Millions of people in the world of social media posted “Je suis Charlie” (“I’m Charlie”), identifying with the slogan which in itself hides the message “I’m free, I’m not afraid”.

The phrase “I’m Charlie” is the work of artist Joachim Roncin, who shortly after the attack on his Twitter account published the now famous photograph, on which the slogan is inscribed with the font of the Paris satirical magazine. It became the most posted photography on the social networks.

More than 50 French, one Australian and one Belgian tried to patent the photograph and the slogan.

24 hours after last week’s tragic events in Paris, Belgian businessman Yannick Uterhagen filed a request for protection of the phrase for using on cleaners, toilet chemicals, paper products, clothing, games, drinks, advertisements and telecommunications.

Australian Greta Grosberg, who is behind the company for accessories “Fastlink”, filed a request to patent the two phrases “Je suis Charlie” (“I am Charlie”) and “Charlie Hebdo” a week after the attacks in Paris in which 17 people were killed.

Grosberg confirm for the newspaper “Australian” that she filed a patent request and said she was surprised that some consider her actions offensive. She said that she doesn’t have any special plans how she will use the copyrighted phrases.

Roncin is disgusted by such attempts and said that only one organization, NGO “Reporters Without Borders”, received permission to use his photo. He already consulted lawyers to stop commercial use of the slogan.

– The very thought that the slogan which is full of so much hope, is to be proprietary, is horrific. I want this message to stay pure. Four million people on the streets of Paris shouted this message. It was shouted in the streets of London, New York and allover the world. I will be appalled if someone tries to cash in on the slogan – says Roncin.
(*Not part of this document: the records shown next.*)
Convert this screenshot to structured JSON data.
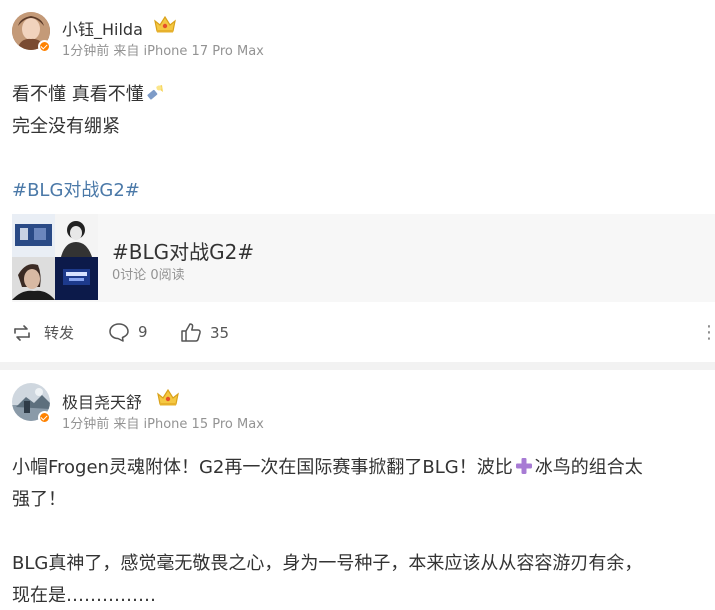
{
  "posts": [
    {
      "username": "小钰_Hilda",
      "meta": "1分钟前 来自 iPhone 17 Pro Max",
      "lines": [
        "看不懂 真看不懂",
        "完全没有绷紧"
      ],
      "hashtag": "#BLG对战G2#",
      "topic_card": {
        "title": "#BLG对战G2#",
        "subtitle": "0讨论 0阅读"
      },
      "actions": {
        "repost_label": "转发",
        "comment_count": "9",
        "like_count": "35"
      },
      "icons": [
        "avatar",
        "verified-badge-icon",
        "crown-icon",
        "flashlight-emoji-icon",
        "repost-icon",
        "comment-icon",
        "like-icon",
        "more-icon"
      ]
    },
    {
      "username": "极目尧天舒",
      "meta": "1分钟前 来自 iPhone 15 Pro Max",
      "lines": [
        "小帽Frogen灵魂附体！G2再一次在国际赛事掀翻了BLG！波比",
        "冰鸟的组合太",
        "强了！",
        "BLG真神了，感觉毫无敬畏之心，身为一号种子，本来应该从从容容游刃有余，",
        "现在是……………"
      ]
    }
  ],
  "colors": {
    "hashtag": "#4b79a8",
    "meta": "#939393",
    "vip_badge": "#ff8200",
    "separator": "#f2f2f2",
    "plus_emoji": "#a77bd4"
  }
}
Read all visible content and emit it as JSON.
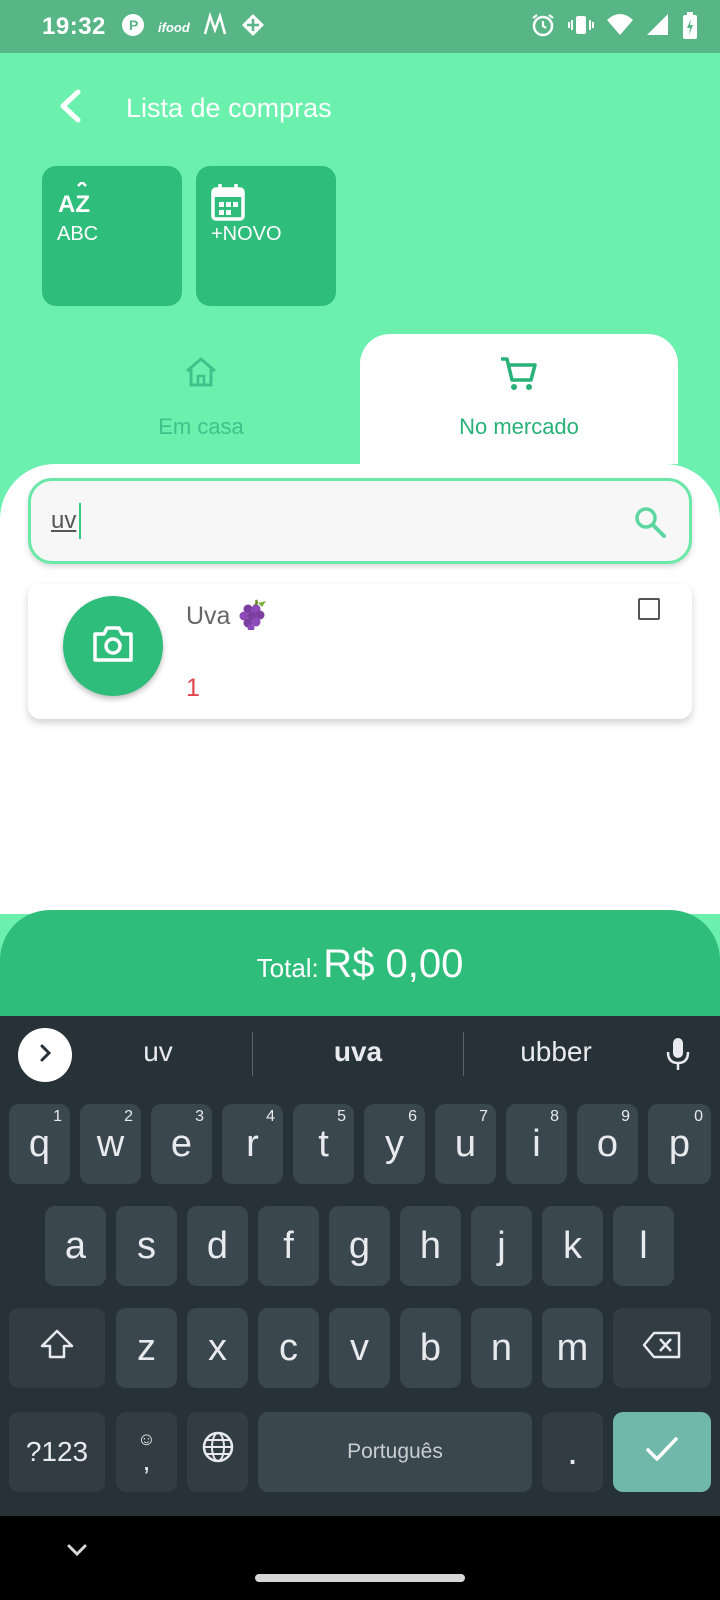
{
  "status_bar": {
    "time": "19:32",
    "left_icons": [
      "picpay-icon",
      "ifood-icon",
      "mercado-icon",
      "diamond-icon"
    ],
    "ifood_text": "ifood",
    "right_icons": [
      "alarm-icon",
      "vibrate-icon",
      "wifi-icon",
      "signal-icon",
      "battery-charging-icon"
    ]
  },
  "header": {
    "title": "Lista de compras",
    "back_icon": "back-arrow-icon"
  },
  "actions": [
    {
      "label": "ABC",
      "icon": "sort-az-icon",
      "icon_text": "AZ"
    },
    {
      "label": "+NOVO",
      "icon": "calendar-icon"
    }
  ],
  "tabs": [
    {
      "label": "Em casa",
      "icon": "home-icon",
      "selected": false
    },
    {
      "label": "No mercado",
      "icon": "cart-icon",
      "selected": true
    }
  ],
  "search": {
    "value": "uv",
    "icon": "search-icon"
  },
  "items": [
    {
      "name": "Uva",
      "emoji": "grape-icon",
      "quantity": "1",
      "checked": false,
      "photo_icon": "camera-icon"
    }
  ],
  "total": {
    "label": "Total:",
    "value": "R$ 0,00"
  },
  "keyboard": {
    "suggestions": [
      "uv",
      "uva",
      "ubber"
    ],
    "row1": [
      {
        "key": "q",
        "hint": "1"
      },
      {
        "key": "w",
        "hint": "2"
      },
      {
        "key": "e",
        "hint": "3"
      },
      {
        "key": "r",
        "hint": "4"
      },
      {
        "key": "t",
        "hint": "5"
      },
      {
        "key": "y",
        "hint": "6"
      },
      {
        "key": "u",
        "hint": "7"
      },
      {
        "key": "i",
        "hint": "8"
      },
      {
        "key": "o",
        "hint": "9"
      },
      {
        "key": "p",
        "hint": "0"
      }
    ],
    "row2": [
      "a",
      "s",
      "d",
      "f",
      "g",
      "h",
      "j",
      "k",
      "l"
    ],
    "row3": [
      "z",
      "x",
      "c",
      "v",
      "b",
      "n",
      "m"
    ],
    "symbols_label": "?123",
    "comma_label": ",",
    "space_label": "Português",
    "period_label": ".",
    "accent_color": "#6fb8aa"
  },
  "colors": {
    "brand_light": "#6cf0ae",
    "brand_dark": "#2fbd7c",
    "status_bar": "#57b586",
    "quantity": "#e0474c"
  }
}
Experts on patent law are divided about such requests. Some of them believe that the requests will be rejected as contrary to public policy and accepted moral principles of the Directive on trademarks. However, according to some experts, unlike other trademarks which are directly related to tragedies, this slogan has nothing derogatory or offensive. They note that the slogan has a positive connotation, represents a reflection of the freedom of expression and is a product of the movement for the protection of freedom of speech and the fight against terrorism, which grew after the tragic events.